Ours is a place-time of impossible dreaming, a nightmarish place-time with an evolving cast of monsters and demons.

To live in the post- is to be haunted – to attempt, time and again, to chase inescapable, recalcitrant, elusive ghosts; to re-story past ongoing events, while deflecting the hands of obfuscation and erasure. Only those with the ability and desire to distance can escape living in the post-. They move away from the ghosts and look ahead. Resilience is second  nature.

But resilience also lends itself to demons. Here, they harvest it to launch their monstrous experiments, pressing us to move on and let them build a new landfill to bury their guilts for value and a gentrified cemetery for the ghosts.

To live through the post- in its newest version in Lebanon is also to be managed — by the minute and hour. The state is bankrupt, but power governs us through power, through water, waste, internet access, movement – indeed, through every imaginable infrastructure conceived to fail and make room for its replacement, equally designed to fail. Accumulation is exponential. 

We move on the whims of cartels. We live according to electric clocks. Two days ago, I saw a man screaming in anger on television. “We get half an hour of power a day here… We will break your electric poles tomorrow; here in the Bekaa, we don’t want electricity.” Power controls through power in geographical increments. 

Historical events, then, structure our lives in time, and power manages our everyday existence through infrastructure. The only future we have is hours away; the only compass is oriented to the past. It feels like we lost the future. 

The only future imagined is dystopia. In the last year, a few voices from the Left have taken flight to that future. Seduced by Lebanese exceptionalism, an unusual borrowing from the Right, they proposed that Lebanon is the archetype of what is to come: the future awaiting everywhere when capitalism implodes spectacularly, leaving nothing but its legacy of securitization and slow death on a burning planet. 

The only future we have is hours away; the only compass is oriented to the past. It feels like we lost the future. 

Is this the only future left to us, resignation to an escapist defeatism? 

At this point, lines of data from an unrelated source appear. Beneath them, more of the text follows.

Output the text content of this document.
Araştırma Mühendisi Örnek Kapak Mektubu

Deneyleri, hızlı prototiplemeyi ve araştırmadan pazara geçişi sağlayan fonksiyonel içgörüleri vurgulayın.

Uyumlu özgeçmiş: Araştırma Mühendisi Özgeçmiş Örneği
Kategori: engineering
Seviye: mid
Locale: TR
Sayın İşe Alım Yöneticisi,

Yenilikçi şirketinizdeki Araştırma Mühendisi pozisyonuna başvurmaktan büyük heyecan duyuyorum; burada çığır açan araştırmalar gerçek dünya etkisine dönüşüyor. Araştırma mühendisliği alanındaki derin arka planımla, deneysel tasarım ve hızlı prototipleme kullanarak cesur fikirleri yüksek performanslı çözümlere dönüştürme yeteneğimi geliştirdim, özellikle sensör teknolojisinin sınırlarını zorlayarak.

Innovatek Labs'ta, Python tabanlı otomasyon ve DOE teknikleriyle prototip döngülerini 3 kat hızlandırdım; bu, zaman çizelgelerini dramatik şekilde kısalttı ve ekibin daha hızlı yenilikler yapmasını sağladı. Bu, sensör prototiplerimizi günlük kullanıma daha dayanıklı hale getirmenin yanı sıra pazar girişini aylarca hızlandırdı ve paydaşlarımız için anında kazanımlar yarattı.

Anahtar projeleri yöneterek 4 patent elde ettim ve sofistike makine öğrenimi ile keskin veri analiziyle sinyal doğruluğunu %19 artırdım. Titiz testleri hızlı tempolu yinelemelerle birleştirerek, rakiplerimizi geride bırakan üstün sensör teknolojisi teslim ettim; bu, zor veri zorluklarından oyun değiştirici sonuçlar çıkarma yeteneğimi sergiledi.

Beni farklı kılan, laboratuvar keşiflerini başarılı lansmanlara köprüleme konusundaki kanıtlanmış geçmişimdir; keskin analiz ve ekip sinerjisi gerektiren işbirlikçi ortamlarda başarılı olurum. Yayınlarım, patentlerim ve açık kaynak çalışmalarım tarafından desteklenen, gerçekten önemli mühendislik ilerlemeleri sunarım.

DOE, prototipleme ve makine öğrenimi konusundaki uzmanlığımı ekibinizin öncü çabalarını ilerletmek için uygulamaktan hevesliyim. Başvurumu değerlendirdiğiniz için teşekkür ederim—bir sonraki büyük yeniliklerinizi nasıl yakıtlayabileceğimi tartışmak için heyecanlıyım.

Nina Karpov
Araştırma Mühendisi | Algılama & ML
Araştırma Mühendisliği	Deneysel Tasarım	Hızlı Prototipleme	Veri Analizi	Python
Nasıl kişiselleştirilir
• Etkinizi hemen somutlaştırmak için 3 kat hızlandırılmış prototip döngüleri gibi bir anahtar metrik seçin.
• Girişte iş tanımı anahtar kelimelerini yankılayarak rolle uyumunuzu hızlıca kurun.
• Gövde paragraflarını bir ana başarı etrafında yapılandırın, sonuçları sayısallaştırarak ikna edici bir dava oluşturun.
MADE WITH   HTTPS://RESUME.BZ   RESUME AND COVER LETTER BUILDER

If we contend that our world in Lebanon is dying, it is certainly not the first to have died. We’re not exceptional. Indigenous descendents who survived the longest genocide in history have seen the most prolonged settler-colonial process sever their ties to the land. In no uncertain terms, they have articulated that their world has ended since 1492. Extending their hand to the world, they conferred that it has much to learn from their experience of living in a dying world. 

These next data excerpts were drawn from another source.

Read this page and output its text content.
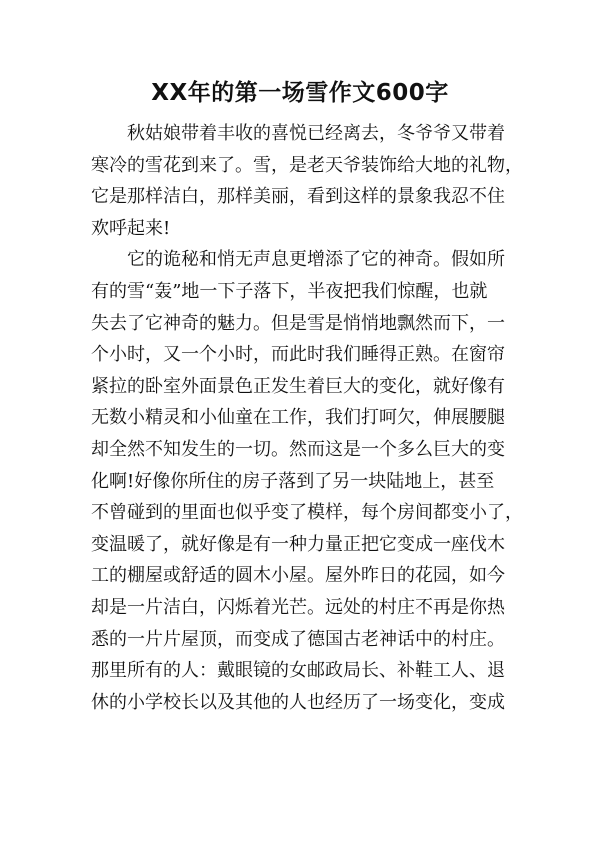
XX年的第一场雪作文600字
秋姑娘带着丰收的喜悦已经离去，冬爷爷又带着
寒冷的雪花到来了。雪，是老天爷装饰给大地的礼物，
它是那样洁白，那样美丽，看到这样的景象我忍不住
欢呼起来!
它的诡秘和悄无声息更增添了它的神奇。假如所
有的雪“轰”地一下子落下，半夜把我们惊醒，也就
失去了它神奇的魅力。但是雪是悄悄地飘然而下，一
个小时，又一个小时，而此时我们睡得正熟。在窗帘
紧拉的卧室外面景色正发生着巨大的变化，就好像有
无数小精灵和小仙童在工作，我们打呵欠，伸展腰腿
却全然不知发生的一切。然而这是一个多么巨大的变
化啊!好像你所住的房子落到了另一块陆地上，甚至
不曾碰到的里面也似乎变了模样，每个房间都变小了，
变温暖了，就好像是有一种力量正把它变成一座伐木
工的棚屋或舒适的圆木小屋。屋外昨日的花园，如今
却是一片洁白，闪烁着光芒。远处的村庄不再是你热
悉的一片片屋顶，而变成了德国古老神话中的村庄。
那里所有的人：戴眼镜的女邮政局长、补鞋工人、退
休的小学校长以及其他的人也经历了一场变化，变成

Even closer to home, worlds have ended on a much narrower time-scale in Palestine, Syria, Iraq, and Yemen. So, what use is Lebanese exceptionalism except as an obstacle to solidarity among the dispossessed? Wasn’t October 17 proof that we only conversed with ourselves, while others were also waging struggles against capitalism, not least in Chile, an early experimental lab of neoliberalism?

Another future is still possible. There is an omen in our post- time that we could claim for radical hope. 

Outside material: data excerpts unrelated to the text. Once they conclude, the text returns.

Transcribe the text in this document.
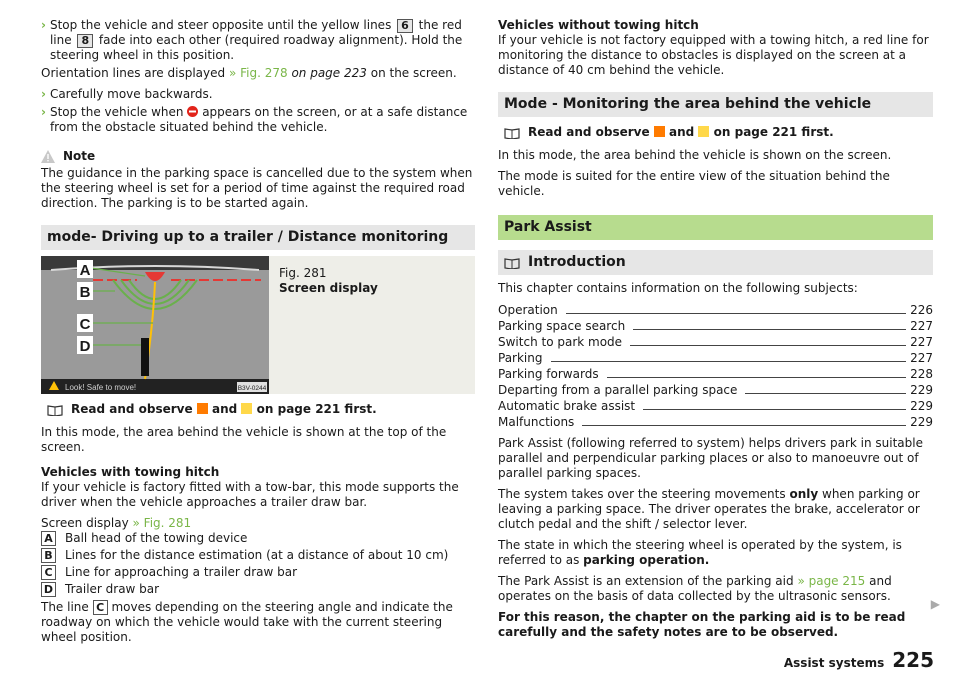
› Stop the vehicle and steer opposite until the yellow lines 6 the red line 8 fade into each other (required roadway alignment). Hold the steering wheel in this position.

Orientation lines are displayed » Fig. 278 on page 223 on the screen.

› Carefully move backwards.
› Stop the vehicle when appears on the screen, or at a safe distance from the obstacle situated behind the vehicle.
Note

The guidance in the parking space is cancelled due to the system when the steering wheel is set for a period of time against the required road direction. The parking is to be started again.

mode- Driving up to a trailer / Distance monitoring
A
B
C
D
Look! Safe to move!	B3V-0244
Fig. 281
Screen display
Read and observe and on page 221 first.

In this mode, the area behind the vehicle is shown at the top of the screen.

Vehicles with towing hitch

If your vehicle is factory fitted with a tow-bar, this mode supports the driver when the vehicle approaches a trailer draw bar.

Screen display » Fig. 281
A Ball head of the towing device
B Lines for the distance estimation (at a distance of about 10 cm)
C Line for approaching a trailer draw bar
D Trailer draw bar

The line C moves depending on the steering angle and indicate the roadway on which the vehicle would take with the current steering wheel position.

Vehicles without towing hitch

If your vehicle is not factory equipped with a towing hitch, a red line for monitoring the distance to obstacles is displayed on the screen at a distance of 40 cm behind the vehicle.

Mode - Monitoring the area behind the vehicle
Read and observe and on page 221 first.

In this mode, the area behind the vehicle is shown on the screen.

The mode is suited for the entire view of the situation behind the vehicle.

Park Assist
Introduction

This chapter contains information on the following subjects:

Operation	226
Parking space search	227
Switch to park mode	227
Parking	227
Parking forwards	228
Departing from a parallel parking space	229
Automatic brake assist	229
Malfunctions	229

Park Assist (following referred to system) helps drivers park in suitable parallel and perpendicular parking places or also to manoeuvre out of parallel parking spaces.

The system takes over the steering movements only when parking or leaving a parking space. The driver operates the brake, accelerator or clutch pedal and the shift / selector lever.

The state in which the steering wheel is operated by the system, is referred to as parking operation.

The Park Assist is an extension of the parking aid » page 215 and operates on the basis of data collected by the ultrasonic sensors.

For this reason, the chapter on the parking aid is to be read carefully and the safety notes are to be observed.

▶
Assist systems 225
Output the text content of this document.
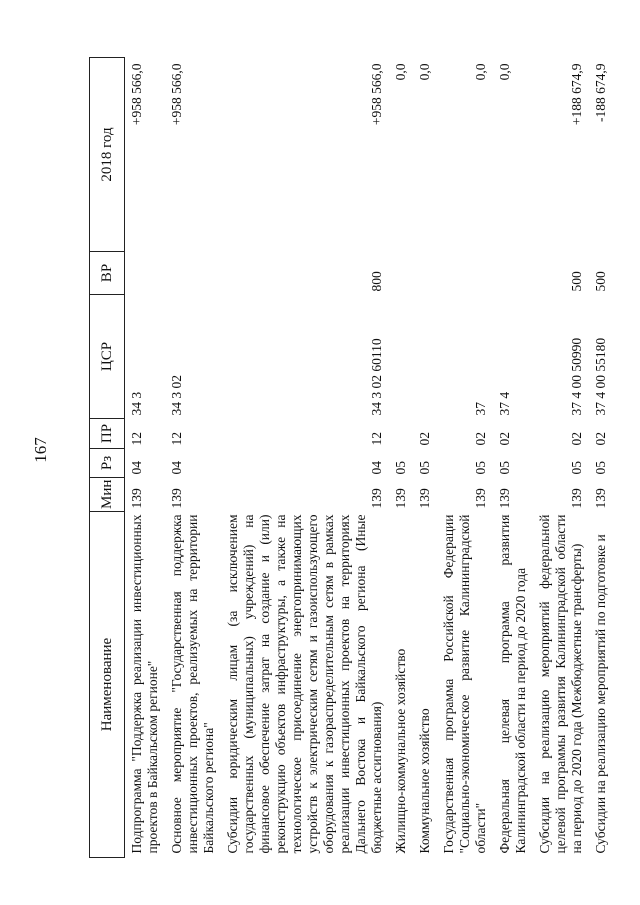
167
Наименование	Мин	Рз	ПР	ЦСР	ВР	2018 год
Подпрограмма "Поддержка реализации инвестиционных проектов в Байкальском регионе"	139	04	12	34 3		+958 566,0
Основное мероприятие "Государственная поддержка инвестиционных проектов, реализуемых на территории Байкальского региона"	139	04	12	34 3 02		+958 566,0
Субсидии юридическим лицам (за исключением государственных (муниципальных) учреждений) на финансовое обеспечение затрат на создание и (или) реконструкцию объектов инфраструктуры, а также на технологическое присоединение энергопринимающих устройств к электрическим сетям и газоиспользующего оборудования к газораспределительным сетям в рамках реализации инвестиционных проектов на территориях Дальнего Востока и Байкальского региона (Иные бюджетные ассигнования)	139	04	12	34 3 02 60110	800	+958 566,0
Жилищно-коммунальное хозяйство	139	05				0,0
Коммунальное хозяйство	139	05	02			0,0
Государственная программа Российской Федерации "Социально-экономическое развитие Калининградской области"	139	05	02	37		0,0
Федеральная целевая программа развития Калининградской области на период до 2020 года	139	05	02	37 4		0,0
Субсидии на реализацию мероприятий федеральной целевой программы развития Калининградской области на период до 2020 года (Межбюджетные трансферты)	139	05	02	37 4 00 50990	500	+188 674,9
Субсидии на реализацию мероприятий по подготовке и	139	05	02	37 4 00 55180	500	-188 674,9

Cash for lucrative contracts has dried up, at least temporarily, and we should make sure it stays that way. The demons are resuming IMF negotiations this January, which they present as the new year’s “gift” to the people.

The urgency now is to act together against these so-called urgent solutions before the deal is sealed. No gift drives the pandemic of dependency and dispossession like the old cycle of debt, privatization, and speculative ventures. 

The mechanisms of plunder that this cycle supported since the nineties have slowed down, and that’s the only good omen of the collapse. The time is ripe to organize and sustain the interruption of real-estate and engineering schemes that devastated our vital environments, and to revive instead agriculture, production, and fair labor of which we were stripped with the neoliberal takeover. These are the stakes for economic sovereignty.